THE NEUROPEPTIDE NEUROMEDIN U RECEPTOR NMUR-1 BUFFERS INSULIN RECEPTOR SIGNALING IN BACTERIA-DEPENDENT C. ELEGANS SURVIVAL

Distinct microbial environments exert diverse effects on the physiology and survival of the nematode Caenorhabditis elegans . Here, we show that C. elegans grown on two Escherichia coli strains exhibit different survival dynamics. Wild-type C. elegans on the B type OP50 exhibit more early deaths compared to C. elegans on K-12 type CS180. These early deaths on OP50 are characterized by swollen pharynges (P-deaths) due to bacterial accumulation within the tissue. In contrast, animals on CS180 are more resistant to P-deaths.
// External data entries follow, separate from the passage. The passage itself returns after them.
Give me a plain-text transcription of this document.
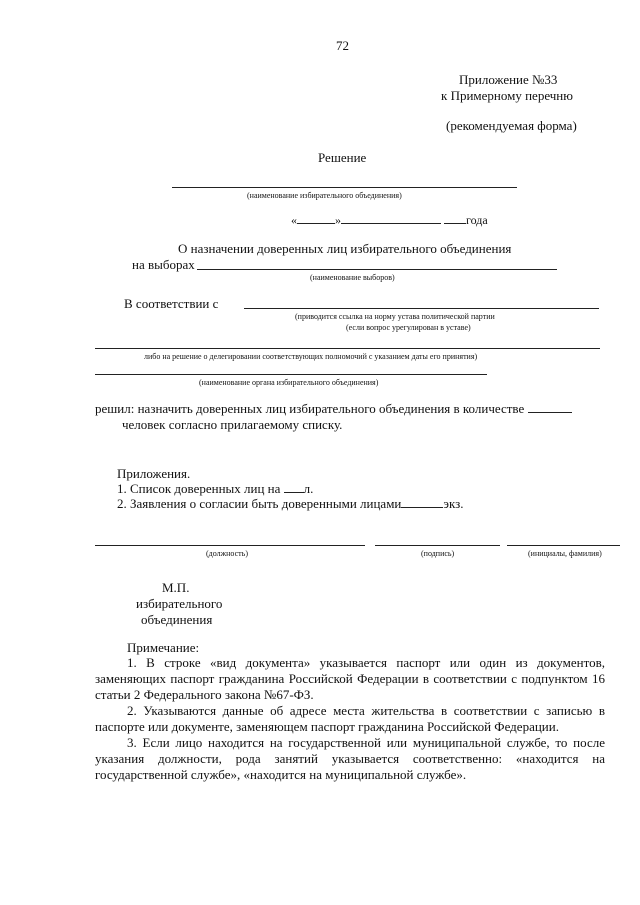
72
Приложение №33
к Примерному перечню
(рекомендуемая форма)
Решение
(наименование избирательного объединения)
«	»	года
О назначении доверенных лиц избирательного объединения
на выборах
(наименование выборов)
В соответствии с
(приводится ссылка на норму устава политической партии
(если вопрос урегулирован в уставе)
либо на решение о делегировании соответствующих полномочий с указанием даты его принятия)
(наименование органа избирательного объединения)
решил: назначить доверенных лиц избирательного объединения в количестве
человек согласно прилагаемому списку.
Приложения.
1. Список доверенных лиц на л.
2. Заявления о согласии быть доверенными лицами	экз.
(должность)	(подпись)	(инициалы, фамилия)
М.П.
избирательного
объединения
Примечание:
1. В строке «вид документа» указывается паспорт или один из документов,
заменяющих паспорт гражданина Российской Федерации в соответствии с подпунктом 16
статьи 2 Федерального закона №67-ФЗ.
2. Указываются данные об адресе места жительства в соответствии с записью в
паспорте или документе, заменяющем паспорт гражданина Российской Федерации.
3. Если лицо находится на государственной или муниципальной службе, то после
указания должности, рода занятий указывается соответственно: «находится на
государственной службе», «находится на муниципальной службе».
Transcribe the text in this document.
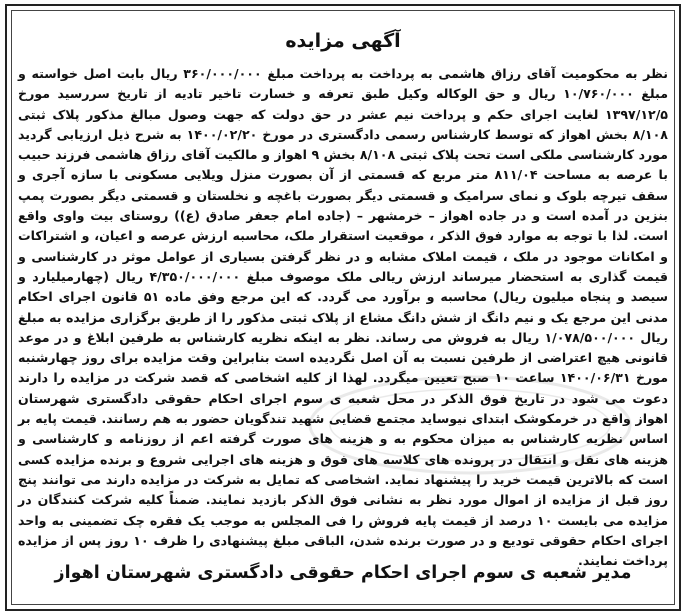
آگهی مزایده
نظر به محکومیت آقای رزاق هاشمی به پرداخت به پرداخت مبلغ ۳۶۰/۰۰۰/۰۰۰ ریال بابت اصل خواسته و مبلغ ۱۰/۷۶۰/۰۰۰ ریال و حق الوکاله وکیل طبق تعرفه و خسارت تاخیر تادیه از تاریخ سررسید مورخ ۱۳۹۷/۱۲/۵ لغایت اجرای حکم و پرداخت نیم عشر در حق دولت که جهت وصول مبالغ مذکور پلاک ثبتی ۸/۱۰۸ بخش اهواز که توسط کارشناس رسمی دادگستری در مورخ ۱۴۰۰/۰۲/۲۰ به شرح ذیل ارزیابی گردید مورد کارشناسی ملکی است تحت پلاک ثبتی ۸/۱۰۸ بخش ۹ اهواز و مالکیت آقای رزاق هاشمی فرزند حبیب با عرصه به مساحت ۸۱۱/۰۴ متر مربع که قسمتی از آن بصورت منزل ویلایی مسکونی با سازه آجری و سقف تیرچه بلوک و نمای سرامیک و قسمتی دیگر بصورت باغچه و نخلستان و قسمتی دیگر بصورت پمپ بنزین در آمده است و در جاده اهواز – خرمشهر – (جاده امام جعفر صادق (ع)) روستای بیت واوی واقع است. لذا با توجه به موارد فوق الذکر ، موقعیت استقرار ملک، محاسبه ارزش عرصه و اعیان، و اشتراکات و امکانات موجود در ملک ، قیمت املاک مشابه و در نظر گرفتن بسیاری از عوامل موثر در کارشناسی و قیمت گذاری به استحضار میرساند ارزش ریالی ملک موصوف مبلغ ۴/۳۵۰/۰۰۰/۰۰۰ ریال (چهارمیلیارد و سیصد و پنجاه میلیون ریال) محاسبه و برآورد می گردد. که این مرجع وفق ماده ۵۱ قانون اجرای احکام مدنی این مرجع یک و نیم دانگ از شش دانگ مشاع از پلاک ثبتی مذکور را از طریق برگزاری مزایده به مبلغ ریال ۱/۰۷۸/۵۰۰/۰۰۰ ریال به فروش می رساند. نظر به اینکه نظریه کارشناس به طرفین ابلاغ و در موعد قانونی هیچ اعتراضی از طرفین نسبت به آن اصل نگردیده است بنابراین وقت مزایده برای روز چهارشنبه مورخ ۱۴۰۰/۰۶/۳۱ ساعت ۱۰ صبح تعیین میگردد. لهذا از کلیه اشخاصی که قصد شرکت در مزایده را دارند دعوت می شود در تاریخ فوق الذکر در محل شعبه ی سوم اجرای احکام حقوقی دادگستری شهرستان اهواز واقع در خرمکوشک ابتدای نیوساید مجتمع قضایی شهید تندگویان حضور به هم رسانند. قیمت پایه بر اساس نظریه کارشناس به میزان محکوم به و هزینه های صورت گرفته اعم از روزنامه و کارشناسی و هزینه های نقل و انتقال در پرونده های کلاسه های فوق و هزینه های اجرایی شروع و برنده مزایده کسی است که بالاترین قیمت خرید را پیشنهاد نماید. اشخاصی که تمایل به شرکت در مزایده دارند می توانند پنج روز قبل از مزایده از اموال مورد نظر به نشانی فوق الذکر بازدید نمایند. ضمناً کلیه شرکت کنندگان در مزایده می بایست ۱۰ درصد از قیمت پایه فروش را فی المجلس به موجب یک فقره چک تضمینی به واحد اجرای احکام حقوقی تودیع و در صورت برنده شدن، الباقی مبلغ پیشنهادی را ظرف ۱۰ روز پس از مزایده پرداخت نمایند.
مدیر شعبه ی سوم اجرای احکام حقوقی دادگستری شهرستان اهواز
These bacteria-dependent differences in P-deaths depend on bacterial lipopolysaccharide structures and the activities of the C. elegans neuropeptide neuromedin U receptor nmur-1 , which reduces P-deaths on OP50, but not on CS180. Surprisingly, however, nmur-1 promotes the opposite response when the insulin receptor DAF-2 has decreased activity — where nmur-1 now stimulates P-deaths on OP50, but again with no effect on CS180. We also find that nmur-1 acts in sensory neurons to promote its bi-directional effects on longevity, which depend on the FOXO transcription factor daf-16 . nmur-1 regulates the expression of the insulin-like peptide daf-28 , which further suggests a regulatory mechanism that maintains insulin receptor DAF-2 signaling at a suitable level. Thus, our studies reveal that nmur-1 serves to buffer the dynamic range of DAF-2 signaling, thereby optimizing pharyngeal health and survival in response to specific bacteria.